While there are many definitions of usability, they tend to touch on a few general areas. Barnum states “usability is determined by the user’s perception of the quality of the product, based on the user’s ease of use, ease of leaning and relearning, and product’s intuitiveness for the user, and the user’s appreciation of the usefulness for the product” [6, p. 6]. Similarly, the ISO definition of usability is “the extent to which a product can be used by specified users to achieve specified goals in a specified context of use with effectiveness, efficiency, and satisfaction” [7]. Quesenbery has presented five dimensions of usability:  effective, efficient, engaging, error tolerant, and easy to learn [1]. Both Nielsen and Zhang [8, 9] have presented heuristics for usability. From these definitions and heuristics, I developed eight key usability concepts to consider:

  • Effective: Successfully enables users to meet their goals and/or complete the required/desired tasks
  • Efficient: Quickly produces desired results without impacting accuracy or wasting time, actions, and/or resources
  • Engaging & satisfying: Attracts the attention of the user and creates a pleasant, fulfilling, and enjoyable interaction(s)/use while meeting the expectations, goals/tasks of the user
  • Error tolerant: Prevents errors and when errors occur does not unnecessarily penalize users and enables a quick recovery
  • Easy to use & learn: Requires minimal effort and difficulty to use at any point, “supports both initial orientation [use] and deepening understanding of its capabilities” [1, p. 88]
  • Context sensitive: Works within the user’s context (including the environment and circumstances) of use
  • Goal and task oriented: Enables the user to meet goals and complete tasks
  • Useful: Being of use by serving the needs/desires of the users

I drew upon these eight concepts to develop podcast heuristics. I deemphasized errors compared to what can be found in many sets of heuristics to better fit the functionality of podcasts. Errors are not a common issues in podcasting due to the way podcasts work—technological issue are not often caused by the podcast itself, but perhaps by the technology used to listen and could include slow loading time, low MP3 battery, or MP3  player issues. Merging these eight usability concepts with podcasting, I established seven key podcast usability heuristics (the nickname for each is in brackets), which I next present.

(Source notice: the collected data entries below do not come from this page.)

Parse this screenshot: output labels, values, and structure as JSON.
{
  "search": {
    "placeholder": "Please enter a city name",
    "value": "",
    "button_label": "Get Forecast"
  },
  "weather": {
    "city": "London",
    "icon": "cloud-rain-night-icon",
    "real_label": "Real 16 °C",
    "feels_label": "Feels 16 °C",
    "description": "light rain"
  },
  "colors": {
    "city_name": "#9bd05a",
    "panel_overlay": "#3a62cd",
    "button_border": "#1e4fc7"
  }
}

3.1 Informative feedback and error prevention [Feedback]
Users should receive regular and timely feedback to the state of the podcast including the topic of the podcast, episode, where they are within the podcast, what to expect next, and information that allows them to skip or move through the podcast in ways beyond linear time. Users should be able to identify, at least generally, where they are in the podcast. Episode information should be provided up front, so users can quickly realize if they are listening to the correct podcast and not waste time listening to the wrong podcast. Podcasts should prevent users from making any errors and clearly indicate the beginning and ending of each podcast. Also, they should provide structure, transitions, and other presentation best practices to lighten user’s cognitive load for the content of the podcast. For example, the podcast may include information on how long each segment will take if users want to skip it or the information users mostly likely will want to skip should be at the end, where they can easily navigate to the next podcast without missing any key information.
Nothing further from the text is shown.